Tuesday, September 8, 2015

New glazes mixed and ready to go on pots.

In a previous post, I explained how I first make 200 gram (about 2 cups liquid) trials to test glaze formulas on 3" x 4" clay tiles. From those I chose six to try out in a large enough batch to see how they perform on pots. If these new glazes perform well, I'll make 3 to 5 gallon batches so that I can dip larger pots and won't have to replenish the supply as often. 

A glaze that "performs well"

The glazes I make are called "dipping glazes" or "bucket glazes" because I dip the pots into the bucket of liquid glaze, or pour the glaze over parts of a pot to coat it. A good dipping glaze stays suspended, does not "hard pan" (settle into a very hard layer), coats the pot consistently, does not "drape" or make unsightly thick rivulets on the pots when they are pulled out of the liquid, and does not become too powdery to handle when dry. It often takes several trials to create a glaze that behaves well in the bucket, melts correctly, shrinks at a compatible rate with the clay, and looks great on the pots.

Glazing Set-up

Space is limited in my garage-studio, so I store the liquid glazes in food-grade lidded buckets on rolling carts that I can move out of the way when not in use. Small stainless latte pitchers with open handles are handy to hook over the rim of each bucket, ready for pouring glaze into the pots. 

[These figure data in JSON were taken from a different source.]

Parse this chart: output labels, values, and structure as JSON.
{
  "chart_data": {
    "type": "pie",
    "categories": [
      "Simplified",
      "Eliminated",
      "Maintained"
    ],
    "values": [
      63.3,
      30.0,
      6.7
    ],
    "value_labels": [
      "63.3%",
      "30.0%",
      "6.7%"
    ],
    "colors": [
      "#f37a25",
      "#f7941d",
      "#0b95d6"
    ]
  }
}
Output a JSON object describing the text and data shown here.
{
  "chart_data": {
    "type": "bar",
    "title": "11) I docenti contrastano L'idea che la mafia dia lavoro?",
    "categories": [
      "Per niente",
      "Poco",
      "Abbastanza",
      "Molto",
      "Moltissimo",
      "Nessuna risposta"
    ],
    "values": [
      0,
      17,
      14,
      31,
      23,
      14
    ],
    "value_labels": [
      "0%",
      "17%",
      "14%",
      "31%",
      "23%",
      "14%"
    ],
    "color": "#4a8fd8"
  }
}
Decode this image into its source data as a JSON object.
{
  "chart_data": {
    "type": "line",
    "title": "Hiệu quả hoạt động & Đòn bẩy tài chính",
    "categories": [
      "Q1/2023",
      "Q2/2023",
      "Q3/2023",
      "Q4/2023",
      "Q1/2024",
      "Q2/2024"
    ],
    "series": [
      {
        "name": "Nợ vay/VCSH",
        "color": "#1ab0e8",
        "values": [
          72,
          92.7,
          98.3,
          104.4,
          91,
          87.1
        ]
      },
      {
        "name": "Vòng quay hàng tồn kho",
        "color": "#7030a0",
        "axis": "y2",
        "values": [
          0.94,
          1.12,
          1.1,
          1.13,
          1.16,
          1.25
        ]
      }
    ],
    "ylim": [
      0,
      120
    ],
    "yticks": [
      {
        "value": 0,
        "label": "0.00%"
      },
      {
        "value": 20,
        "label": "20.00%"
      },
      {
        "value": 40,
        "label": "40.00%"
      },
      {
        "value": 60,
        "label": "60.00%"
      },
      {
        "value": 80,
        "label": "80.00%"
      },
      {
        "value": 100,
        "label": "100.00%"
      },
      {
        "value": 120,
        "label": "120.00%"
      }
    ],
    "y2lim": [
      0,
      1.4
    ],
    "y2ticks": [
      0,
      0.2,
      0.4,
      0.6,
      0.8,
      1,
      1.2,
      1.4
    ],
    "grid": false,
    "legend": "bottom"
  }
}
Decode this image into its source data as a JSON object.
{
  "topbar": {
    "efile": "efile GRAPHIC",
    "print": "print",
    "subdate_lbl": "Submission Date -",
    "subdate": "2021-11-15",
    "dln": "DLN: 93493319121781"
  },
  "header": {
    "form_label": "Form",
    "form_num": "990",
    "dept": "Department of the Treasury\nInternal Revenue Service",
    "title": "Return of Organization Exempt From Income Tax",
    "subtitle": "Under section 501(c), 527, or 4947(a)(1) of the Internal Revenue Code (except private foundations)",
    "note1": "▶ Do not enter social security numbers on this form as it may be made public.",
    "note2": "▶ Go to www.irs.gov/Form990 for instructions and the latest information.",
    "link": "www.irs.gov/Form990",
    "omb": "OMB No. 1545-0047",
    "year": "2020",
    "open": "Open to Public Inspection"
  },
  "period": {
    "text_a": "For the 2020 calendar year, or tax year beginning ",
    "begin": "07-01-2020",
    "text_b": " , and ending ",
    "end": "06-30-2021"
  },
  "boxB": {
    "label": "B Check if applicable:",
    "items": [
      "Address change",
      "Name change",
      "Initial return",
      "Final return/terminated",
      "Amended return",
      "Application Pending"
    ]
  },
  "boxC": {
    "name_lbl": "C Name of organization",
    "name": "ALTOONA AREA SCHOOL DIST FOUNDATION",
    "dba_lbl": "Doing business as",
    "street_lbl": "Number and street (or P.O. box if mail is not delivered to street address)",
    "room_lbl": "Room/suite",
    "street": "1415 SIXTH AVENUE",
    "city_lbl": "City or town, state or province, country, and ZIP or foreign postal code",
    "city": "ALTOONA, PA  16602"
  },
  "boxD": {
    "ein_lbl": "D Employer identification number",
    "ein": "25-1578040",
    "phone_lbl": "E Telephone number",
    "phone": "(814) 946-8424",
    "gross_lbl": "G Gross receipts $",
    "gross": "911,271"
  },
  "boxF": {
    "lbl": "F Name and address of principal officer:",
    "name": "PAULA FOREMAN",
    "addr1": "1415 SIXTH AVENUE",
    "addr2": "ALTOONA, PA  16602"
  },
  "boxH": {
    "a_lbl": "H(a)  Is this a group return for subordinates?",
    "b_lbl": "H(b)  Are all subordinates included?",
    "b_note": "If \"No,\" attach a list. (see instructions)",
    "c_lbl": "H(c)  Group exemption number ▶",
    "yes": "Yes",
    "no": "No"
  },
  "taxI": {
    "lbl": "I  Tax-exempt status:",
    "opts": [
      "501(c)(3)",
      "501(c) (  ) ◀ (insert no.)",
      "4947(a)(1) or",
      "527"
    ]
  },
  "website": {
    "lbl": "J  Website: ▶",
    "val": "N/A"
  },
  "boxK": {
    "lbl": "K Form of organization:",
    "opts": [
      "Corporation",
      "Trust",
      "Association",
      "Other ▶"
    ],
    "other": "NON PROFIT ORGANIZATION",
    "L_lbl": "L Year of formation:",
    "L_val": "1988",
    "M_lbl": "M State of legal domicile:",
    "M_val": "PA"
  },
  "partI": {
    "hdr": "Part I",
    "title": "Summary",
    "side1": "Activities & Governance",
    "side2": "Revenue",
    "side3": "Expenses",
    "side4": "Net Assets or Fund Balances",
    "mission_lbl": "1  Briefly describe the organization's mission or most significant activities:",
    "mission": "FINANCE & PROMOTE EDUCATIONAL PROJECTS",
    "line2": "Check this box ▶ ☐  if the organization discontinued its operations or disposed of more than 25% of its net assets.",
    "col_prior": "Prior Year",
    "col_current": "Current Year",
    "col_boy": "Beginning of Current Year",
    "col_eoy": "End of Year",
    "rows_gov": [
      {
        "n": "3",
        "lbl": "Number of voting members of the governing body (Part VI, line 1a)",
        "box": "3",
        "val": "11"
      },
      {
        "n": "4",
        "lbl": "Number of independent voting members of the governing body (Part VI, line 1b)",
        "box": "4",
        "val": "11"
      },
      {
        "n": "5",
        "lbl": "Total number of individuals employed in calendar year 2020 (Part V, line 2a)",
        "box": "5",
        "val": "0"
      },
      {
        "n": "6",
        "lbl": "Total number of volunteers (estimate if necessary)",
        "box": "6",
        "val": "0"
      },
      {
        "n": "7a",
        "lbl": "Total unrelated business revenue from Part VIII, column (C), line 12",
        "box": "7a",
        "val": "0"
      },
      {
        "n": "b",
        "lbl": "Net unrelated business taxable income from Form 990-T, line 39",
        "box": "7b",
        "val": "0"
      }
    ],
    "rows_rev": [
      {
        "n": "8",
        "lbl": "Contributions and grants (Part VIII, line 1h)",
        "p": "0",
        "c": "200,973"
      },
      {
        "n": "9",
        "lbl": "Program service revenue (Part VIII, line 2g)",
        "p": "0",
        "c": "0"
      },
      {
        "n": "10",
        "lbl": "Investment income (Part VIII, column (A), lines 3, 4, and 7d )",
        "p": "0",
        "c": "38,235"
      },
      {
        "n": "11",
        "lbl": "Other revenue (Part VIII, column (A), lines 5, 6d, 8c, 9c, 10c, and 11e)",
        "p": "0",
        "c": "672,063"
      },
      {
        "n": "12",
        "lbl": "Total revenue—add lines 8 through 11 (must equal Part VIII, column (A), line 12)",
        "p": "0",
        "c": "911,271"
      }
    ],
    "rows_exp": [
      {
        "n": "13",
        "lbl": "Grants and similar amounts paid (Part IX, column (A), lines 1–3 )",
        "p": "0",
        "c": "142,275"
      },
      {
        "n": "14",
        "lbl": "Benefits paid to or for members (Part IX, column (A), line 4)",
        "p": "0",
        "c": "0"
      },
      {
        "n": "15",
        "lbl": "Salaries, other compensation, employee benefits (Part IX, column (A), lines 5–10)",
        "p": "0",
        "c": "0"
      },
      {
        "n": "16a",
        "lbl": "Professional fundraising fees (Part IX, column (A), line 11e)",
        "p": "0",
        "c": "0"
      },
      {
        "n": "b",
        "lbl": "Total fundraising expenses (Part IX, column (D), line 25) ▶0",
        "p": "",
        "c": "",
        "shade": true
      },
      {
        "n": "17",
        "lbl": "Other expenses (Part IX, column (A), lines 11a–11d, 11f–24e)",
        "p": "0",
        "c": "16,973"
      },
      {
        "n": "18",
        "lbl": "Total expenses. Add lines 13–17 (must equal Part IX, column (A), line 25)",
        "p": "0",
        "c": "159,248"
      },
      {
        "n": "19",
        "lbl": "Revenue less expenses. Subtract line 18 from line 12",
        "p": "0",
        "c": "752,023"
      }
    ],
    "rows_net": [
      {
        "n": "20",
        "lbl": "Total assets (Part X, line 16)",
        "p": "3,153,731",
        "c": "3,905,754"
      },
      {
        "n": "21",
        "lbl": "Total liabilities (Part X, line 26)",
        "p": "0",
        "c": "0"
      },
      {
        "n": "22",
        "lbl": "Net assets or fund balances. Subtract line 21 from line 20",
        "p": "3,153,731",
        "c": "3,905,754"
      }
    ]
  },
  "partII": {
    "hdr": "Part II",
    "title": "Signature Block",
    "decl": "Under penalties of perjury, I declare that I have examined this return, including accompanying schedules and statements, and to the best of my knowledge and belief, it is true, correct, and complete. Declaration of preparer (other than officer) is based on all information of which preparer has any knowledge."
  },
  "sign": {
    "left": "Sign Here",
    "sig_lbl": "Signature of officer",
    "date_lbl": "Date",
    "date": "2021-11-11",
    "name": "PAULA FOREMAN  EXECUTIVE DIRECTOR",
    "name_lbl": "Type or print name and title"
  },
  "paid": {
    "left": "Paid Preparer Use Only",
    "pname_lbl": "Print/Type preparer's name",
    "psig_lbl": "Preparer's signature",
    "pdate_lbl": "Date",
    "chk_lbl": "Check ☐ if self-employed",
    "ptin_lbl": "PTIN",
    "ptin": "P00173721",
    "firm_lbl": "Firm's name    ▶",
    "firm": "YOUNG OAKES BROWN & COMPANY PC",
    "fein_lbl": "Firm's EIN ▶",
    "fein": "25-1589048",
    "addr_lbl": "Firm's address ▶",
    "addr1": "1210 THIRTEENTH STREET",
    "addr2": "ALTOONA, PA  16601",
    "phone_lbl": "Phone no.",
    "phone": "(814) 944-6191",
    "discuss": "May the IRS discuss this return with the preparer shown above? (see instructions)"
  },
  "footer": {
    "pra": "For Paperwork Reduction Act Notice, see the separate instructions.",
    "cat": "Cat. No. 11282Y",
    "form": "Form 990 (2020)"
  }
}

Initially I use a power drill with a paint-mixing paddle to stir the glazes, and then put a long handled spoon in each bucket to give the glaze another stir right before I dip or pour, in case some of the heavier ingredients have settled. Another essential is a bucket of water and a small sponge to wipe glaze off the foot immediately after dipping. After the glaze has dried I do a final sponge cleaning with fresh water before each piece goes into the kiln.